BOSTON — Christopher Swain climbed out of the Charles River on Friday after completing the final leg of a monthlong swim to raise awareness about water pollution — and promptly gargled some hydrogen peroxide to kill bacteria.
Swain, a 36-year-old husband and father from Colchester, Vt., who also swam the lengths of the Hudson River and Lake Champlain this year, is highlighting an effort to clean the Charles by Earth Day 2005.
"People call it a crazy dream, but the Charles River could be swimmable every single day of the year," the wetsuit-clad Swain said from a waterfront walkway, where empty beer cans and a dead rat sat close by.
The Charles is a notoriously dirty river — memorialized by The Standells' 1966 hit "Dirty Water" — with the pollution dating back to the Industrial Revolution.

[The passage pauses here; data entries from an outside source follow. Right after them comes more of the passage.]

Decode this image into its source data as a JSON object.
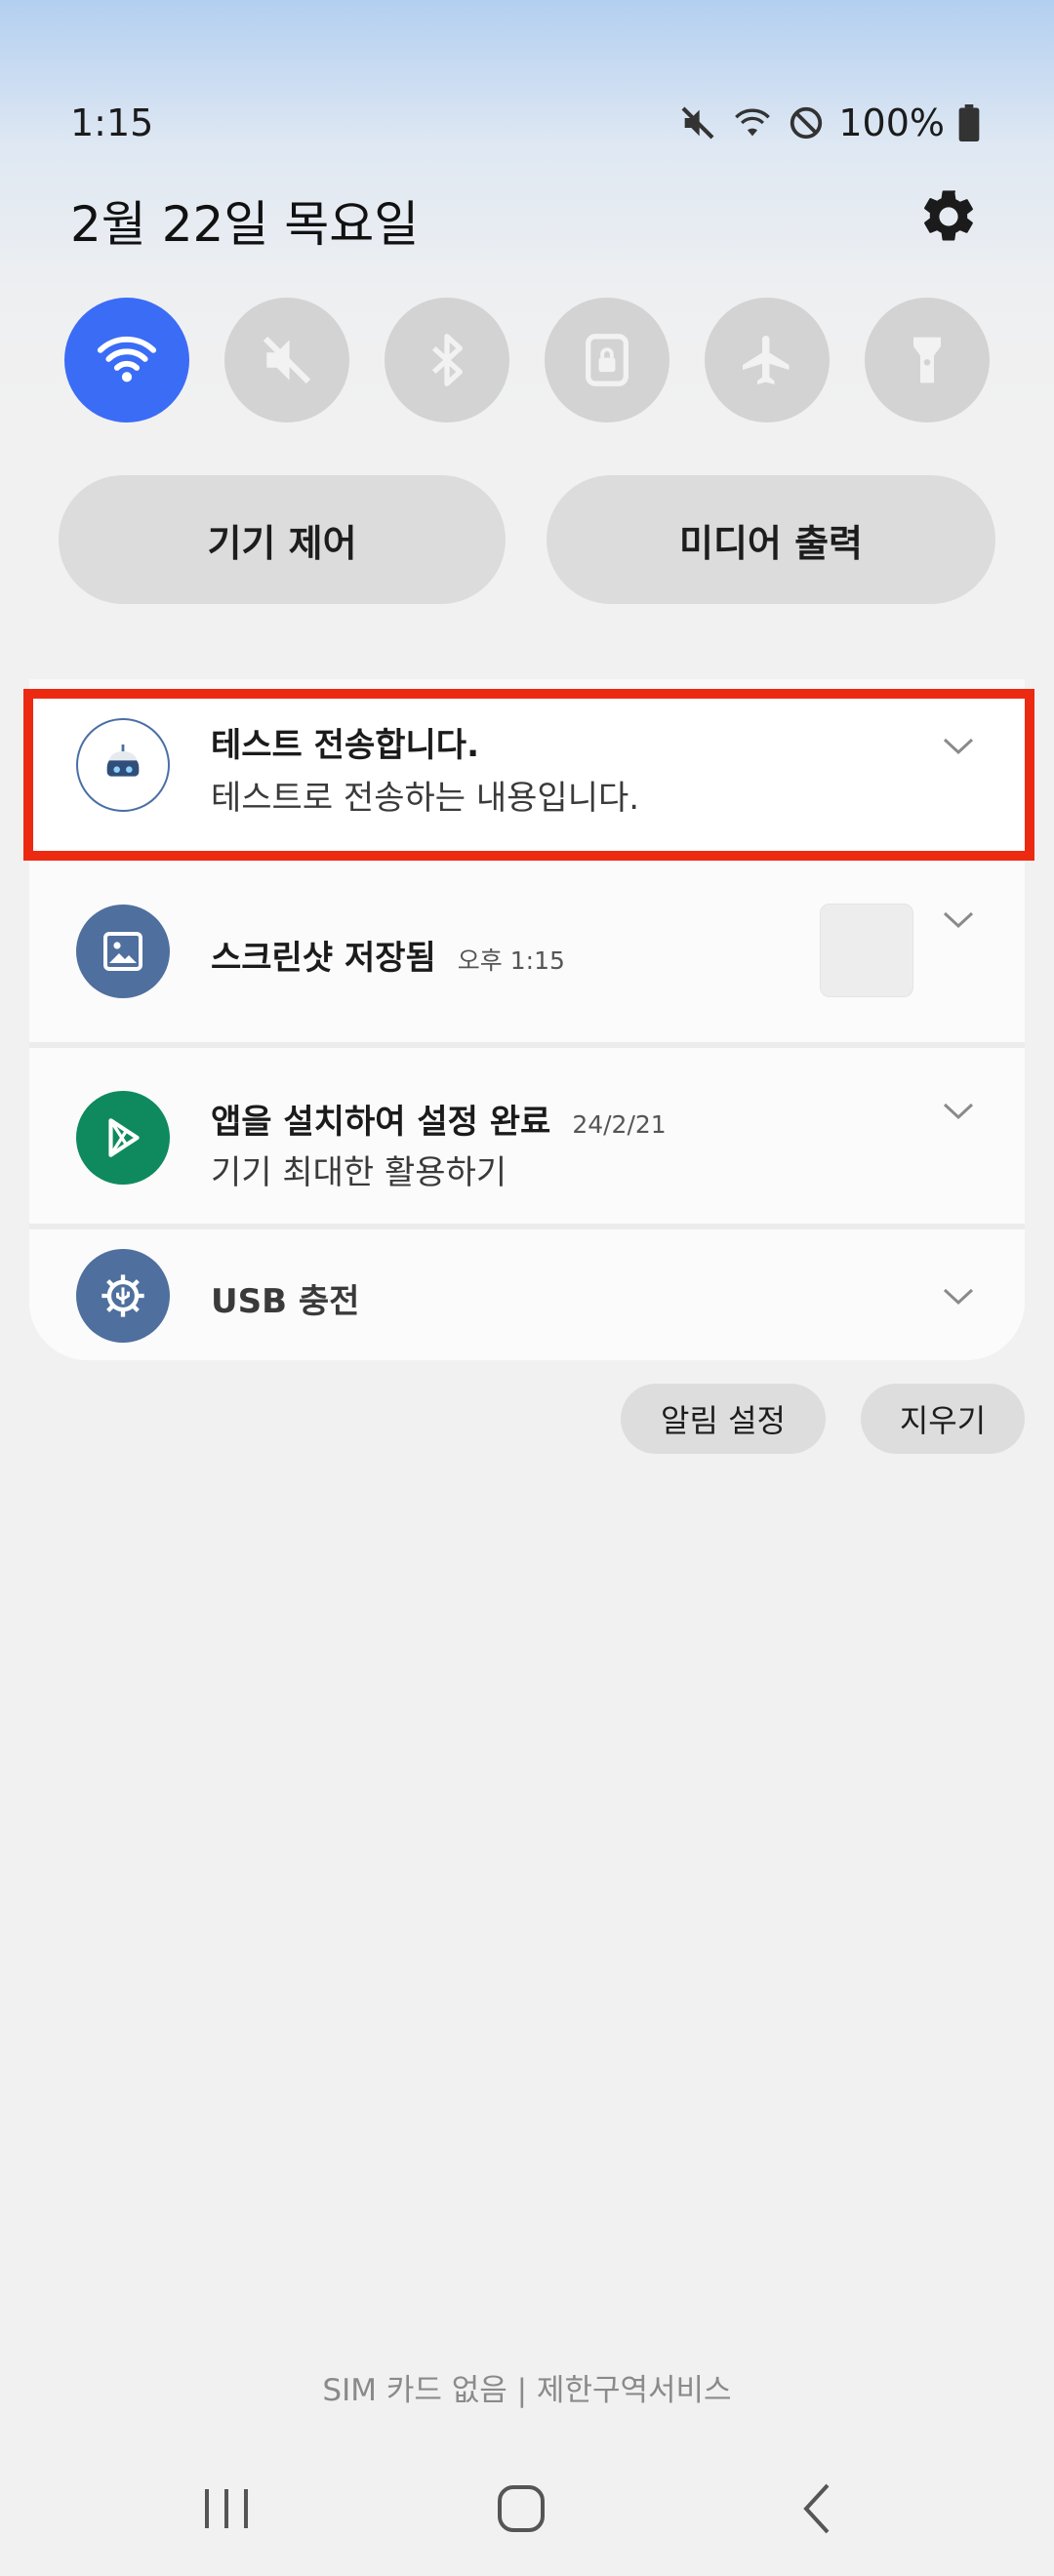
{
  "status_bar": {
    "time": "1:15",
    "battery": "100%",
    "icons": [
      "mute-icon",
      "wifi-icon",
      "do-not-disturb-icon",
      "battery-icon"
    ]
  },
  "header": {
    "date": "2월 22일 목요일",
    "settings_icon": "gear-icon"
  },
  "quick_settings": [
    {
      "name": "wifi",
      "icon": "wifi-icon",
      "active": true
    },
    {
      "name": "sound",
      "icon": "mute-icon",
      "active": false
    },
    {
      "name": "bluetooth",
      "icon": "bluetooth-icon",
      "active": false
    },
    {
      "name": "rotation-lock",
      "icon": "portrait-lock-icon",
      "active": false
    },
    {
      "name": "airplane-mode",
      "icon": "airplane-icon",
      "active": false
    },
    {
      "name": "flashlight",
      "icon": "flashlight-icon",
      "active": false
    }
  ],
  "pills": {
    "device_control": "기기 제어",
    "media_output": "미디어 출력"
  },
  "notifications": [
    {
      "title": "테스트 전송합니다.",
      "meta": "",
      "body": "테스트로 전송하는 내용입니다.",
      "icon": "robot-app-icon"
    },
    {
      "title": "스크린샷 저장됨",
      "meta": "오후 1:15",
      "body": "",
      "icon": "image-icon"
    },
    {
      "title": "앱을 설치하여 설정 완료",
      "meta": "24/2/21",
      "body": "기기 최대한 활용하기",
      "icon": "play-store-icon"
    },
    {
      "title": "USB 충전",
      "meta": "",
      "body": "",
      "icon": "usb-settings-icon"
    }
  ],
  "actions": {
    "notification_settings": "알림 설정",
    "clear": "지우기"
  },
  "carrier_text": "SIM 카드 없음 | 제한구역서비스",
  "colors": {
    "accent": "#3b6cf6",
    "highlight": "#ec2a12",
    "toggle_off": "#d3d3d3"
  }
}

In the past decade, however, water quality has improved because of clean-up efforts. In federal bacteria testing last year, the Charles was considered swimmable 46 percent of the time. That's up from just 19 percent in 1995.

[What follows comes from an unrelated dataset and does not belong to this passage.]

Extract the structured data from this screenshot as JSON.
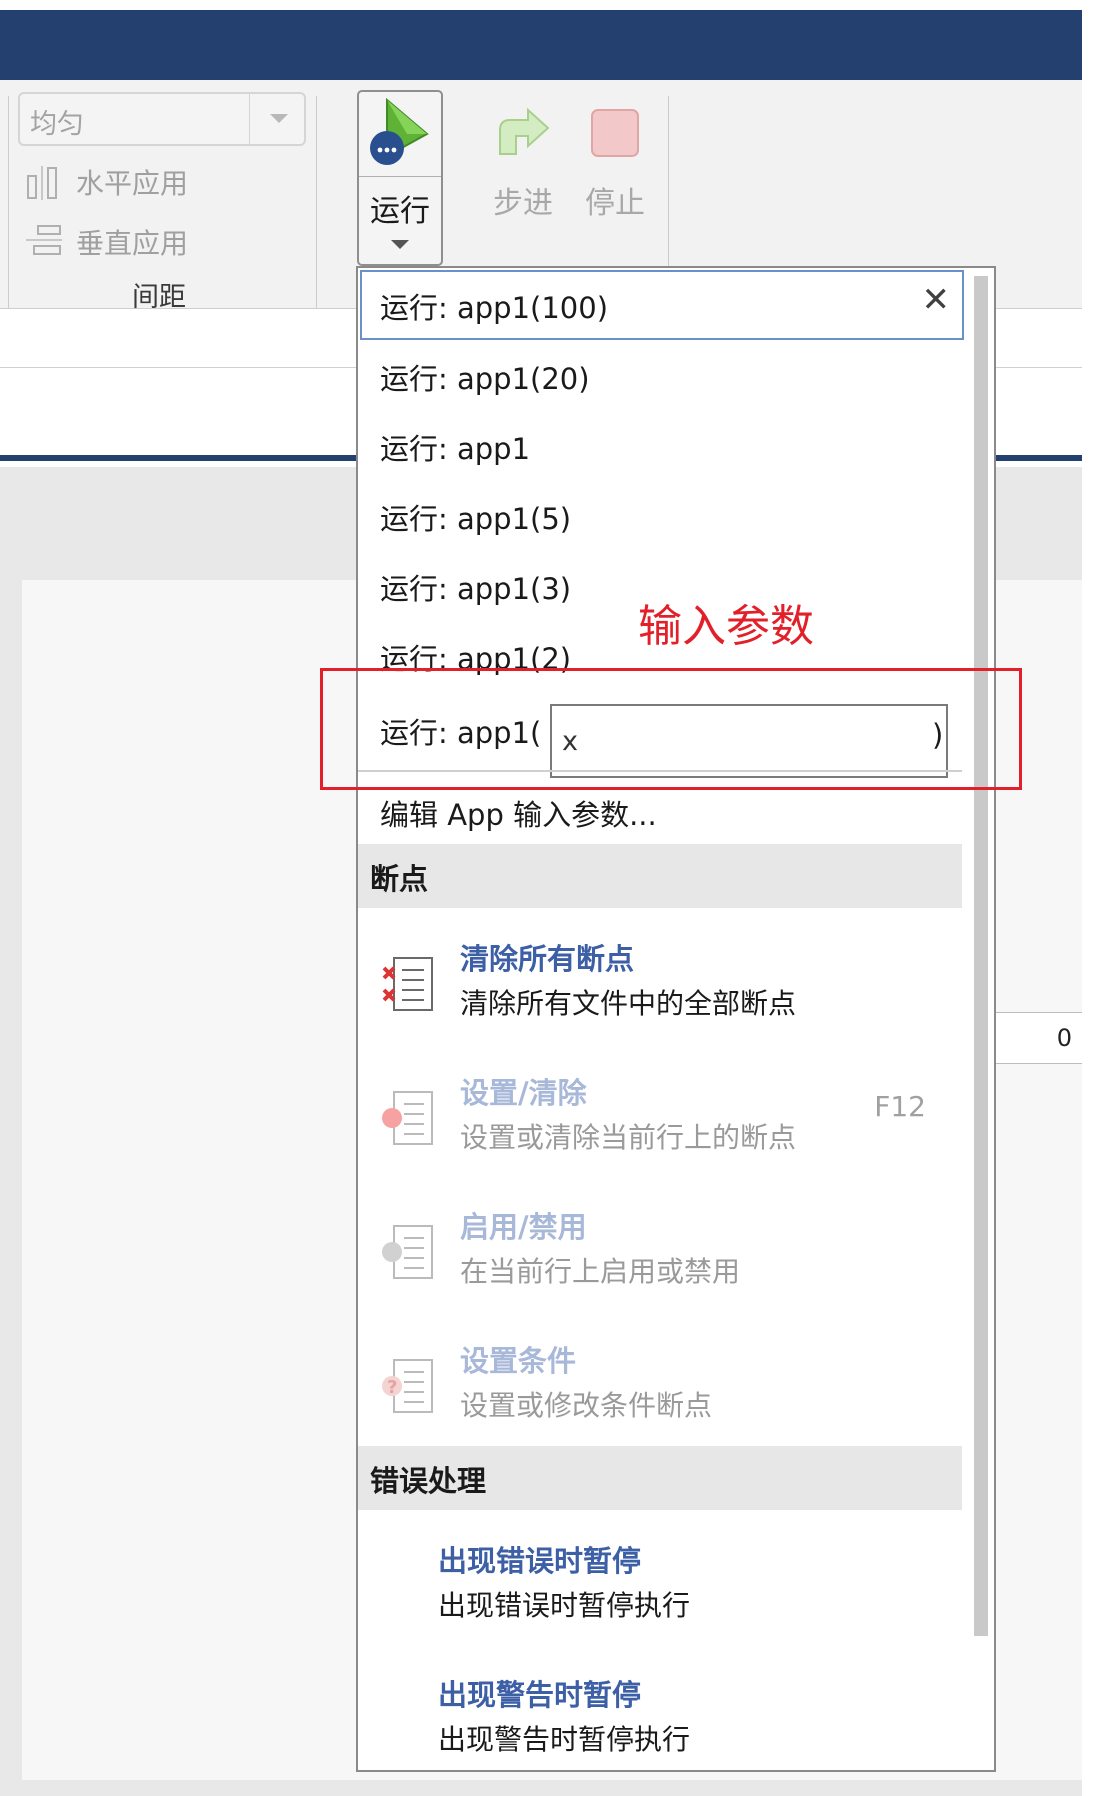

Swain, an acupuncturist and former Boston resident, knows firsthand that the cleanup has a long way to go. He began his 81-mile journey in Hopkinton on Oct. 12.
"I dodged everything from refrigerators to cars and old appliances to PCBs, heavy metals and pesticides which I couldn't see," he said.
He swam about four days a week, putting in six-hour days. The "swim" included hikes through tunnels, around 20 dams and crawling on a boogie board through mud. Along the way, he led trash cleanups and spoke to schoolchildren. He suspects bacteria he swallowed led to a swollen lymph node in his neck.
"We have some of the best minds on the planet living here," Swain said. "Some of the most determined people in history have grown up here and gone out to do great things. I know we can clean up the Charles River."
Bob Zimmerman, Jr., executive director of the Charles River Watershed Association, said the problem starts with river bed sed-iment, a result of the Industrial Revolution, among other things. The Boston Manufacturing Co.'s success using the power loom sparked other industries, including the Waltham Watch Co., which pioneered the process of mass production with interchangeable parts, according to the Charles River Museum of Industry.
"All the ordnance for the North for the Civil War were made at Watertown Arsenal on the Charles River," he said. "All of those metals are still on the bottom."
Oil, grease, pesticides and animal waste are carried into the river through storm drains every time it rains, he said.
Zimmerman wouldn't put a pricetag on it, but said it's possible to drastically reduce pollution by capturing runoff and putting it back into the ground. A city would have to "behave as if it were a forest," he said.
"You could change this pretty rapidly," he said.
In addition, illegal dumping of raw sewage continues. Last week, the U.S. Environmental Protection Agency ordered Watertown, Brookline, Newton and Waltham to find and remove any "illicit pipes discharging raw sewage" into the river from their banks.